Carlos comunicou então ao amigo que Maria Eduarda ia casar com Mr. de Trelain,
vendo nisso a união de dois seres desiludidos da vida que queriam afrontar juntos a
velhice.
Já no quarto de Carlos, os amigos concluíram que haviam falhado na vida, não
tendo levado por diante os seus projetos. Carlos comoveu-se, verificando que só
vivera dois anos naquela casa, mas que era ali que estava toda a sua vida. Ega
reconheceu que, afinal, não tinham passado de uns românticos, governando-se na
vida mais pelo sentimento do que pela razão.

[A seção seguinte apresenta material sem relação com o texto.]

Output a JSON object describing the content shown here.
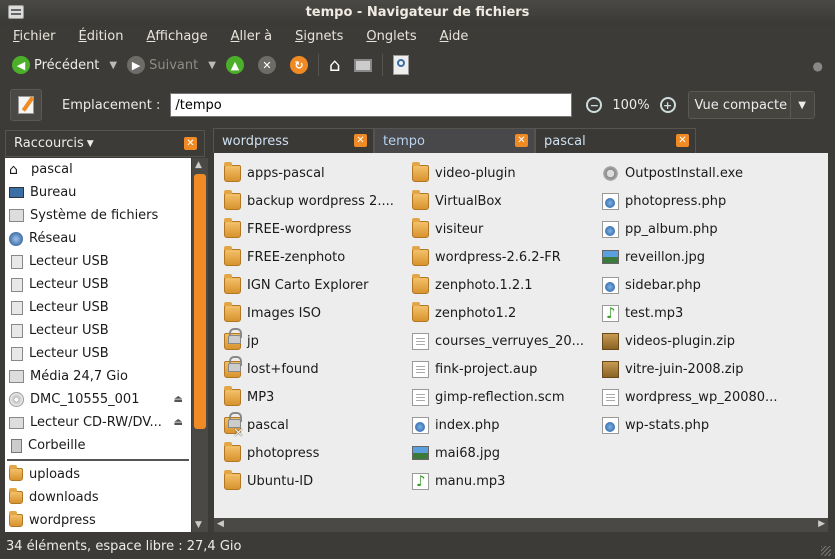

Por fim, decidiram fixar a sua teoria sobre a vida, o «fatalismo muculmano»: nada
desejar e nada recear, não ter ambições nem esperanças e tudo aceitar com
resignação e com a consciência acerca da impossibilidade de se ter qualquer
controlo sobre a vida.
Concluíram que não valia a pena correr para nada, «nem para o amor nem para a
glória nem para o dinheiro nem para o poder», mas, já na rua, aperceberam-se do
adiantado da hora e correram desesperadamente para apanhar um americano'.
Afinal, tendo eles decidido que não valia a pena correr fosse para o que fosse,
apenas apressavam o passo para satisfazerem os apetites do estômago, pois
estavam atrasados para o jantar que Carlos tinha marcado no Hotel Bragança.